Why do we need a total ban on advertising, promotion and sponsorship?

  • The tobacco industry spends billions of dollars each year spreading its marketing net as widely as possible to attract young customers, targeting youth in fun and familiar environments, at the movies, on the Internet, in fashion magazines, and at music concerts and sports events.
  • The tobacco industry uses increasingly creative tactics to boost the sale of its products. Adverts on billboards, in magazines and on the Internet, comprise only one strand of the complex tobacco marketing net. The industry also ensures its products are highly visible in movies, on television and in the world of fashion. Tobacco companies sponsor sports and entertainment events, hand out branded items and organize numerous popular promotional activities in an attempt to win and keep their customers.
  • Only total bans can break the tobacco marketing net. The industry has numerous ways of targeting youth and partial bans merely allow companies to shift their vast resources from one promotional tactic to another.

Is the developing world’s youth particularly at risk? What about young women and girls?

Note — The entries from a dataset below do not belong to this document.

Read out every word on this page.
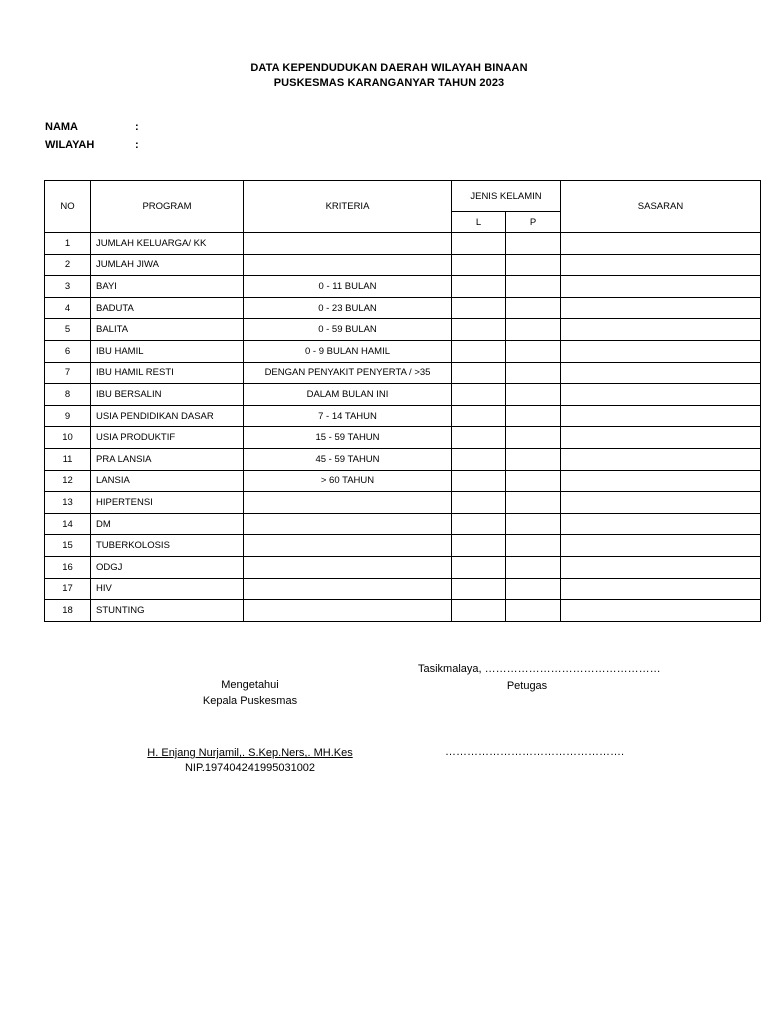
DATA KEPENDUDUKAN DAERAH WILAYAH BINAAN
PUSKESMAS KARANGANYAR TAHUN 2023
NAMA	:
WILAYAH	:
NO	PROGRAM	KRITERIA	JENIS KELAMIN		SASARAN
			L	P	
1	JUMLAH KELUARGA/ KK				
2	JUMLAH JIWA				
3	BAYI	0 - 11 BULAN			
4	BADUTA	0 - 23 BULAN			
5	BALITA	0 - 59 BULAN			
6	IBU HAMIL	0 - 9 BULAN HAMIL			
7	IBU HAMIL RESTI	DENGAN PENYAKIT PENYERTA / >35			
8	IBU BERSALIN	DALAM BULAN INI			
9	USIA PENDIDIKAN DASAR	7 - 14 TAHUN			
10	USIA PRODUKTIF	15 - 59 TAHUN			
11	PRA LANSIA	45 - 59 TAHUN			
12	LANSIA	> 60 TAHUN			
13	HIPERTENSI				
14	DM				
15	TUBERKOLOSIS				
16	ODGJ				
17	HIV				
18	STUNTING				
Tasikmalaya, …………………………………………
Mengetahui
Kepala Puskesmas
Petugas
H. Enjang Nurjamil,. S.Kep.Ners,. MH.Kes
NIP.197404241995031002
………………………………………….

  • More than 80 percent of the world’s 1.8 billion young people (aged 10-24) live in developing countries and they are aggressively targeted by the tobacco industry. Four out of five teenagers living in developing countries say they have recently seen pro-tobacco advertising.
  • The tobacco industry specifically targets young females through advertising, promotion and sponsorship. Carefully researched marketing strategies encourage girls and young women to use tobacco products and seek to weaken cultural opposition to this trend in countries where women have traditionally not used tobacco.
  • The rise in the use of tobacco products among girls and young females is one of the most ominous developments of the global tobacco epidemic.

Is a total advertising ban the only way to protect youth from tobacco use?

  • A ban on tobacco advertising, promotion and sponsorship is a powerful tool to protect youth and is one of the World Health Organization’s six MPOWER strategies that are designed to combat tobacco use, the leading preventable cause of death in the world today.
  • The six MPOWER strategies enable countries to protect their youth from an epidemic that could kill up to one billion people this century.